After undergoing a recent redesign, the Honda Pilot has emerged as a premier choice in this segment. It features attractive, modern styling, and a strong safety record, earning an IIHS Top Safety Pick+ award in crash testing. It boasts an impressive range of features as well, with a standard multi-angle backup camera, 8.0-inch touchscreen, Apple CarPlay and Android Auto integration, and standard third-row seating. However, its $30,595 MSRP checks in at $600 more than the Durango, and the Pilot simply can't compete with the Durango's impressive powertrain options and extra 2,400 pounds of towing capacity.
With an MSRP starting at $31,660, the 2017 Ford Explorer is certainly more expensive than the Dodge Durango. It also feels overly large and somewhat sluggish by comparison despite a cabin that can feel slightly cramped for taller passengers. However, there's still a lot to love about the Explorer. Its cabin is exceptionally quiet and features quality materials, and it's very comfortable on both daily drives and long road trips. The Explorer also offers a whole host of powertrain options, allowing you to pick and choose the ideal vehicle for your needs.
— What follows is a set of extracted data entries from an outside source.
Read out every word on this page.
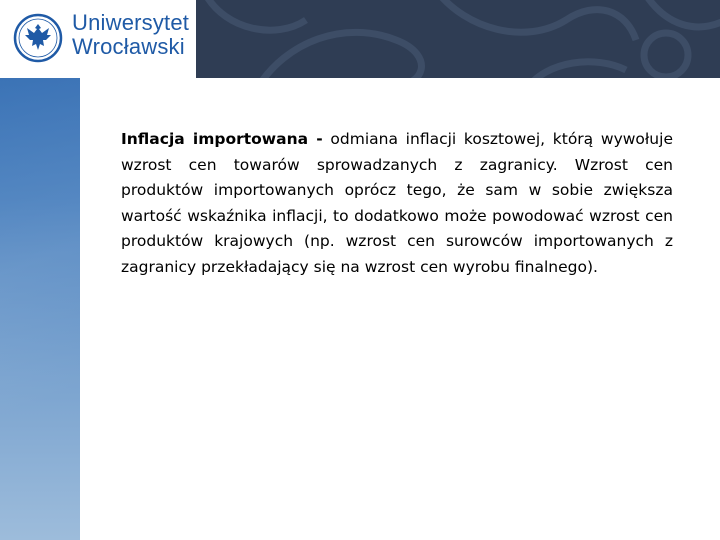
Uniwersytet
Wrocławski
Inflacja importowana - odmiana inflacji kosztowej, którą wywołuje wzrost cen towarów sprowadzanych z zagranicy. Wzrost cen produktów importowanych oprócz tego, że sam w sobie zwiększa wartość wskaźnika inflacji, to dodatkowo może powodować wzrost cen produktów krajowych (np. wzrost cen surowców importowanych z zagranicy przekładający się na wzrost cen wyrobu finalnego).
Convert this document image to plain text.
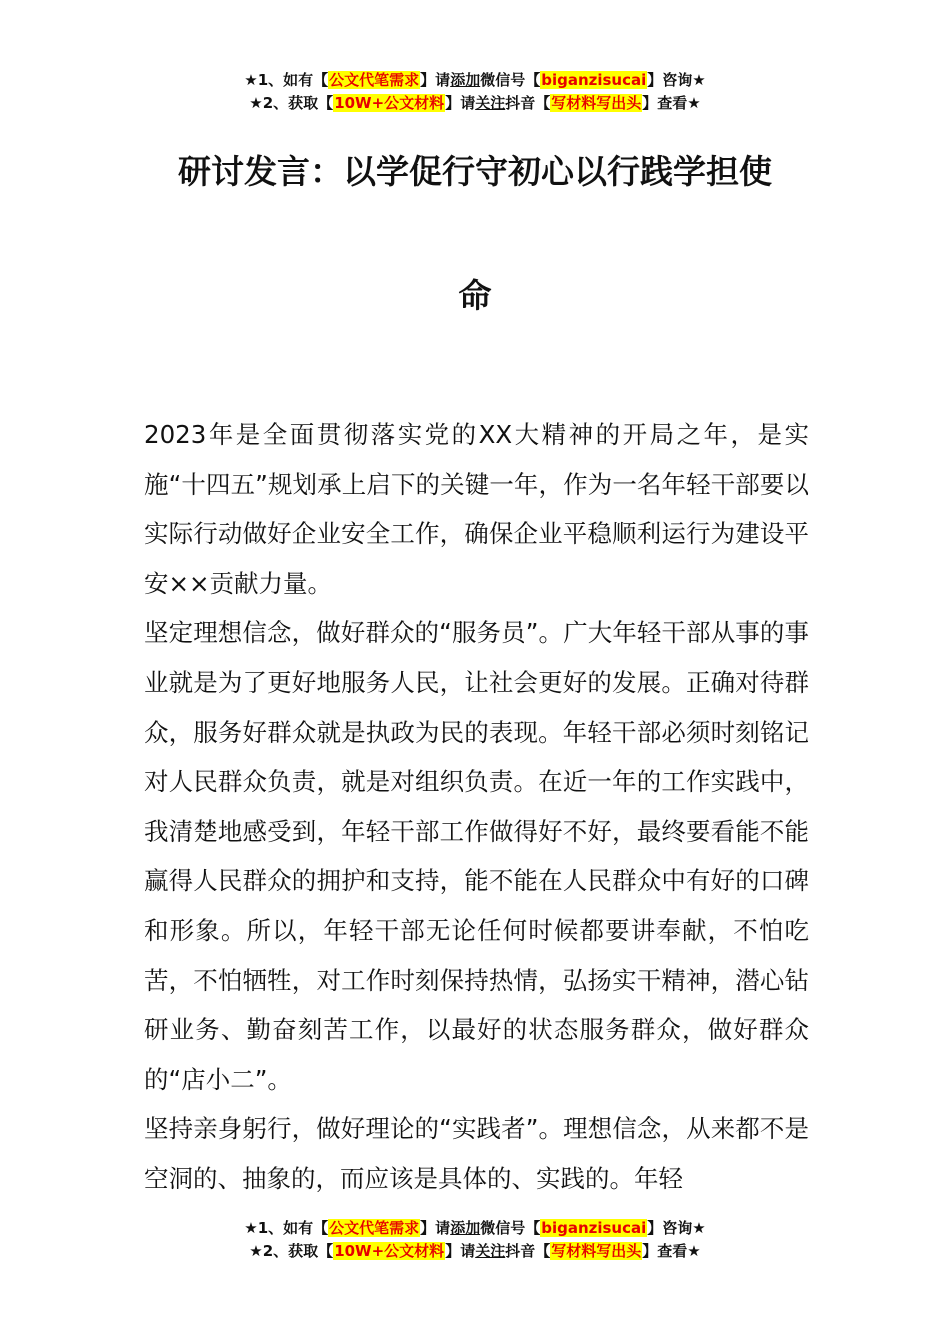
★1、如有【公文代笔需求】请添加微信号【biganzisucai】咨询★
★2、获取【10W+公文材料】请关注抖音【写材料写出头】查看★
研讨发言：以学促行守初心以行践学担使
命

2023年是全面贯彻落实党的XX大精神的开局之年，是实施“十四五”规划承上启下的关键一年，作为一名年轻干部要以实际行动做好企业安全工作，确保企业平稳顺利运行为建设平安××贡献力量。

坚定理想信念，做好群众的“服务员”。广大年轻干部从事的事业就是为了更好地服务人民，让社会更好的发展。正确对待群众，服务好群众就是执政为民的表现。年轻干部必须时刻铭记对人民群众负责，就是对组织负责。在近一年的工作实践中，我清楚地感受到，年轻干部工作做得好不好，最终要看能不能赢得人民群众的拥护和支持，能不能在人民群众中有好的口碑和形象。所以，年轻干部无论任何时候都要讲奉献，不怕吃苦，不怕牺牲，对工作时刻保持热情，弘扬实干精神，潜心钻研业务、勤奋刻苦工作，以最好的状态服务群众，做好群众的“店小二”。

坚持亲身躬行，做好理论的“实践者”。理想信念，从来都不是空洞的、抽象的，而应该是具体的、实践的。年轻

★1、如有【公文代笔需求】请添加微信号【biganzisucai】咨询★
★2、获取【10W+公文材料】请关注抖音【写材料写出头】查看★
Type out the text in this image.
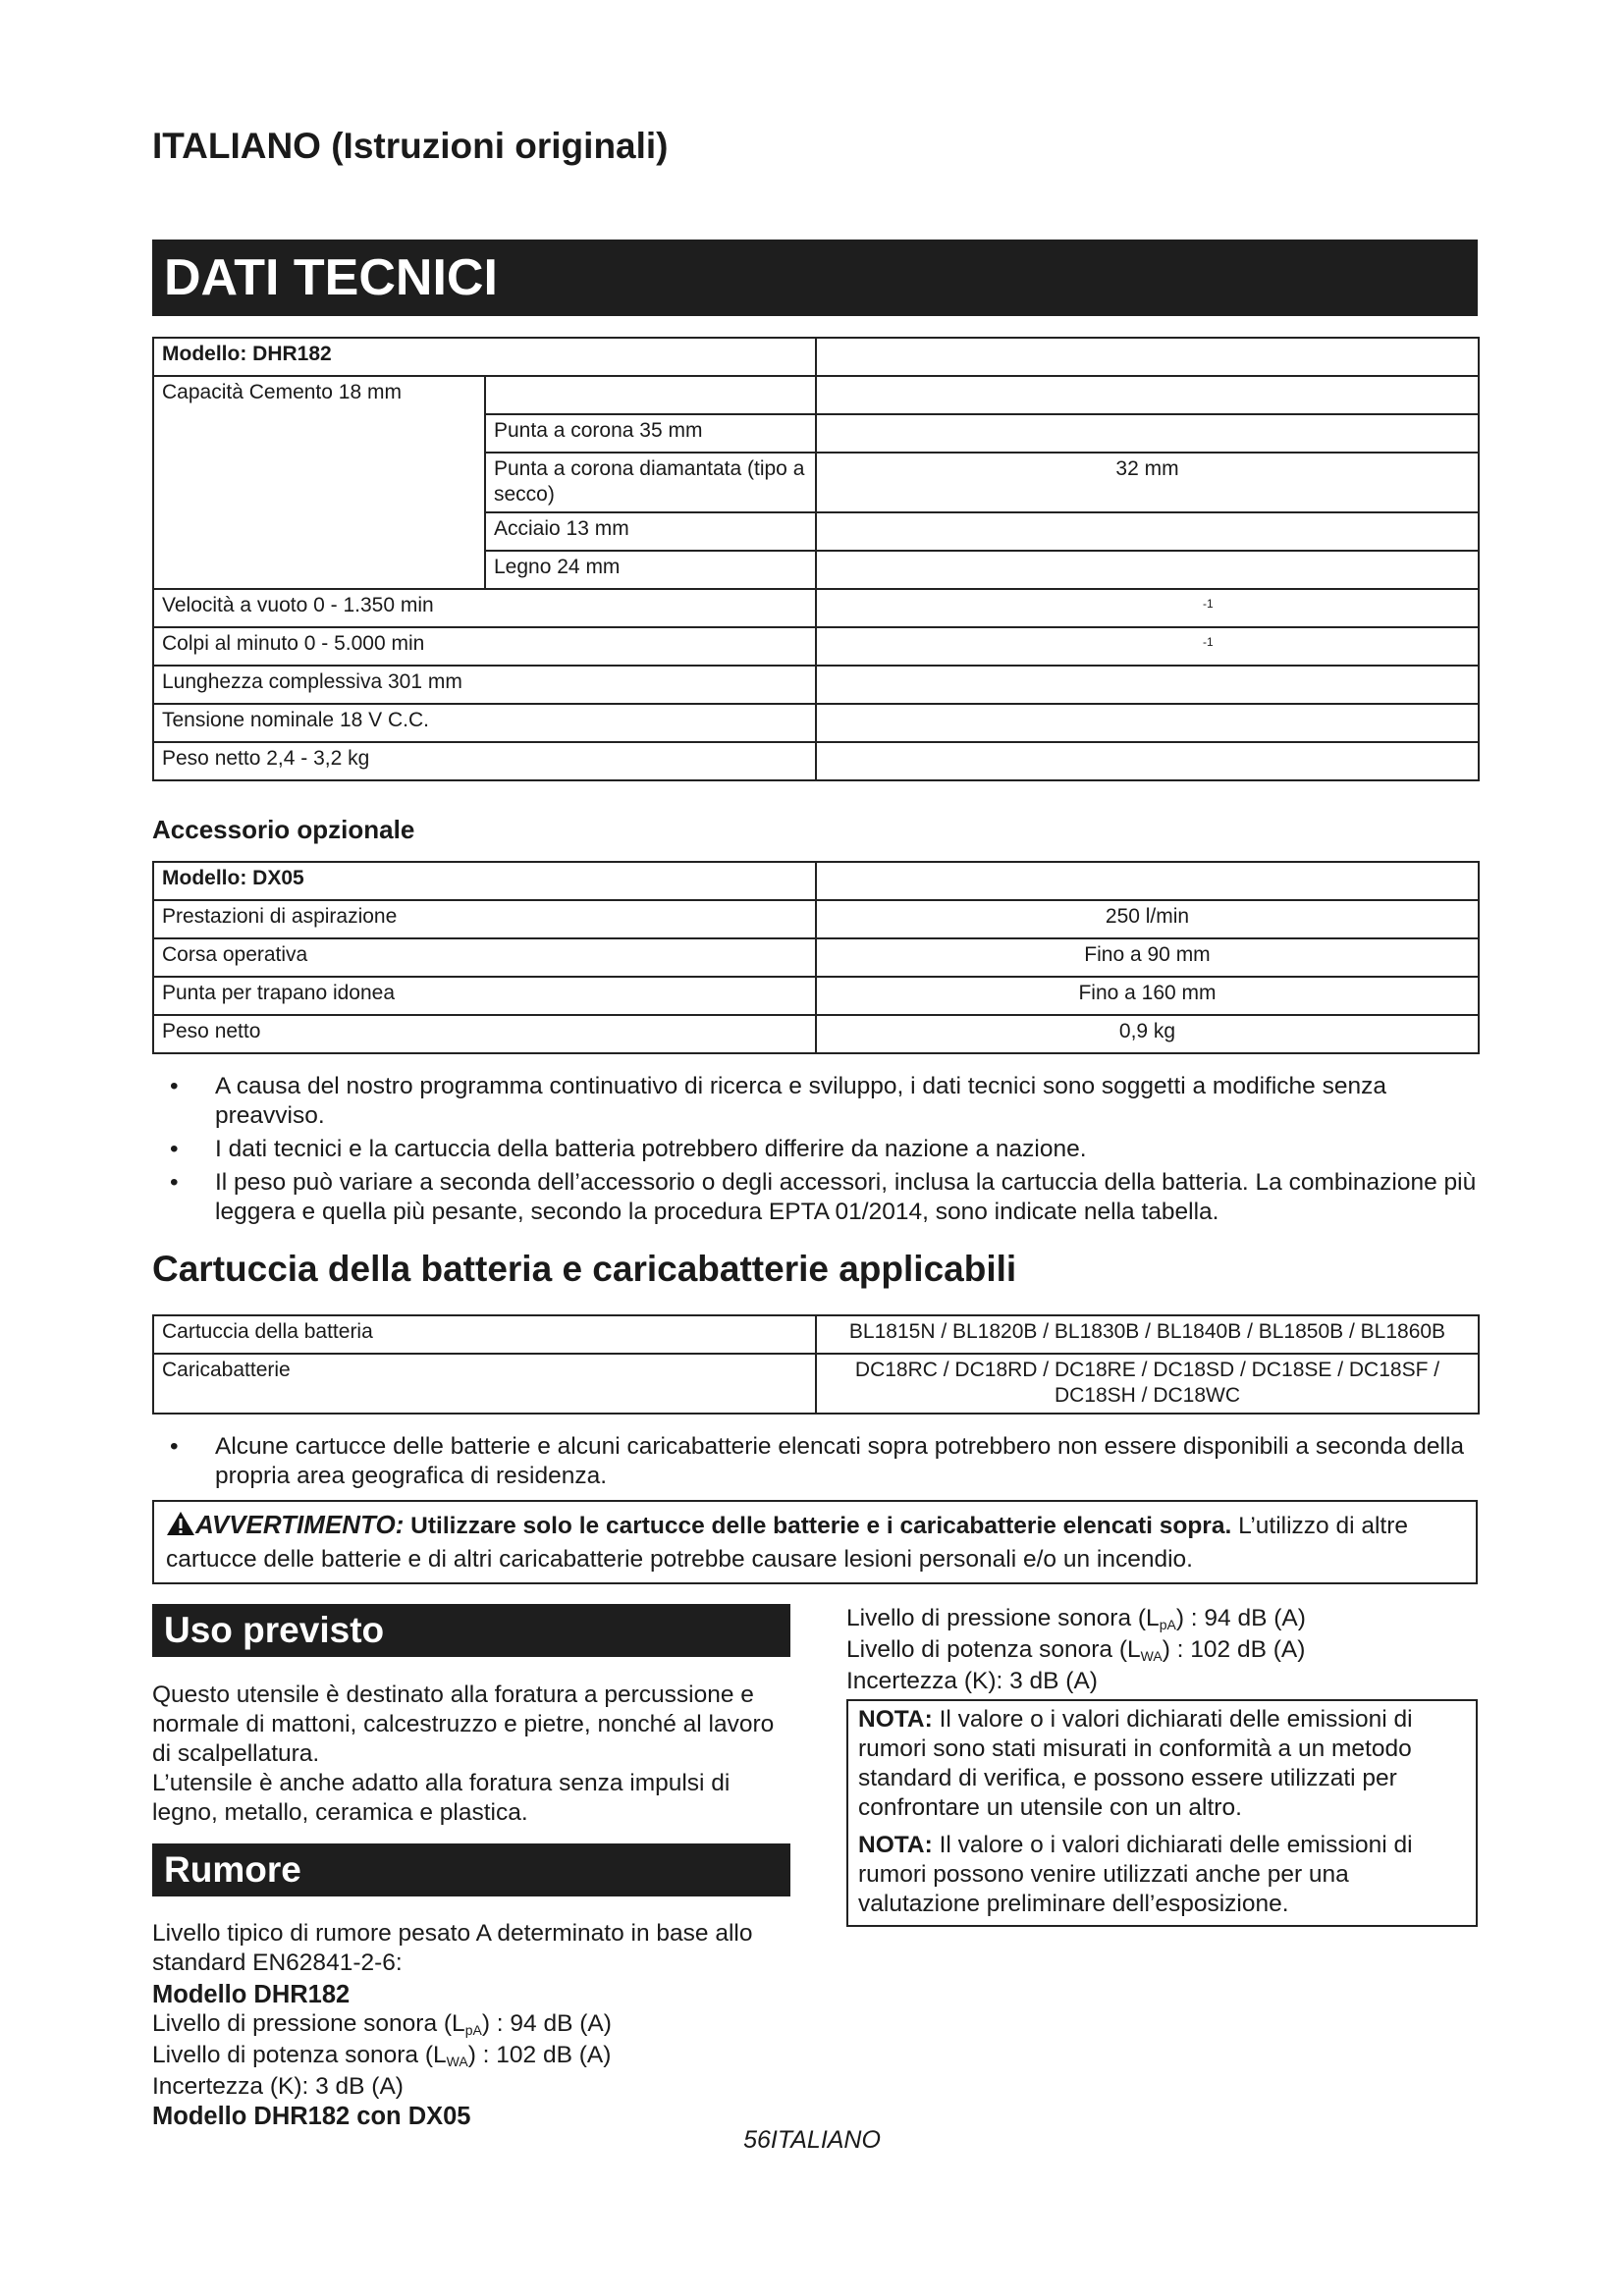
ITALIANO (Istruzioni originali)
DATI TECNICI
Modello: DHR182		
Capacità Cemento 18 mm		
	Punta a corona 35 mm	
	Punta a corona diamantata (tipo a secco)	32 mm
	Acciaio 13 mm	
	Legno 24 mm	
Velocità a vuoto 0 - 1.350 min		-1

Colpi al minuto 0 - 5.000 min		-1

Lunghezza complessiva 301 mm		
Tensione nominale 18 V C.C.		
Peso netto 2,4 - 3,2 kg		
Accessorio opzionale
Modello: DX05	
Prestazioni di aspirazione	250 l/min
Corsa operativa	Fino a 90 mm
Punta per trapano idonea	Fino a 160 mm
Peso netto	0,9 kg
• A causa del nostro programma continuativo di ricerca e sviluppo, i dati tecnici sono soggetti a modifiche senza preavviso.
• I dati tecnici e la cartuccia della batteria potrebbero differire da nazione a nazione.
• Il peso può variare a seconda dell’accessorio o degli accessori, inclusa la cartuccia della batteria. La combinazione più leggera e quella più pesante, secondo la procedura EPTA 01/2014, sono indicate nella tabella.
Cartuccia della batteria e caricabatterie applicabili
Cartuccia della batteria	BL1815N / BL1820B / BL1830B / BL1840B / BL1850B / BL1860B
Caricabatterie	DC18RC / DC18RD / DC18RE / DC18SD / DC18SE / DC18SF / DC18SH / DC18WC
• Alcune cartucce delle batterie e alcuni caricabatterie elencati sopra potrebbero non essere disponibili a seconda della propria area geografica di residenza.
AVVERTIMENTO: Utilizzare solo le cartucce delle batterie e i caricabatterie elencati sopra. L’utilizzo di altre cartucce delle batterie e di altri caricabatterie potrebbe causare lesioni personali e/o un incendio.
Uso previsto
Questo utensile è destinato alla foratura a percussione e normale di mattoni, calcestruzzo e pietre, nonché al lavoro di scalpellatura.
L’utensile è anche adatto alla foratura senza impulsi di legno, metallo, ceramica e plastica.
Rumore
Livello tipico di rumore pesato A determinato in base allo standard EN62841-2-6:
Modello DHR182
Livello di pressione sonora (LpA) : 94 dB (A)
Livello di potenza sonora (LWA) : 102 dB (A)
Incertezza (K): 3 dB (A)
Modello DHR182 con DX05
Livello di pressione sonora (LpA) : 94 dB (A)
Livello di potenza sonora (LWA) : 102 dB (A)
Incertezza (K): 3 dB (A)
NOTA: Il valore o i valori dichiarati delle emissioni di rumori sono stati misurati in conformità a un metodo standard di verifica, e possono essere utilizzati per confrontare un utensile con un altro.
NOTA: Il valore o i valori dichiarati delle emissioni di rumori possono venire utilizzati anche per una valutazione preliminare dell’esposizione.
56ITALIANO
Though it can't quite compete with more miserly four-cylinder competitors, the Dodge Durango remains reasonably efficient. The V6 Durango checks in at an estimated 19 mpg city, 26 mpg highway, and 21 mpg combined for rear-wheel-drive models, while all-wheel drive iterations dip to 18 mpg city and 25 mpg highway. The more powerful V8 models are unsurprisingly less efficient, mustering just 14 mpg during city driving, 22 mpg on the highway, and 17 mpg during mixed use. Both engines lag behind other SUVs in its class in terms of efficiency, though that trade-off is to be expected given the Durango's superior power and towing capacity.
Pros and Cons
The 2017 Dodge Durango is a solid choice among midsize SUVs, offering a unique blend of daily driver comfort and high-powered utility. Whether you need to tow thousands of pounds or you're embarking on a lengthy family road trip, the Durango is unlikely to disappoint. If you don't like the added power and functionality, however, there are other options worth your consideration. Before you make a decision, take another look at the pros and cons the 2017 Durango brings to the table.
- Strong powertrain options and superior towing capacity.
- Sturdy handling and smooth ride quality.
- Outstanding Fiat Chrysler Uconnect infotainment system.
- Affordable MSRP compared to top competitors.
- Power comes at the expense of fuel efficiency.
- Safety ratings are less than perfect.
- Inadequate smartphone integration and lackluster standard features.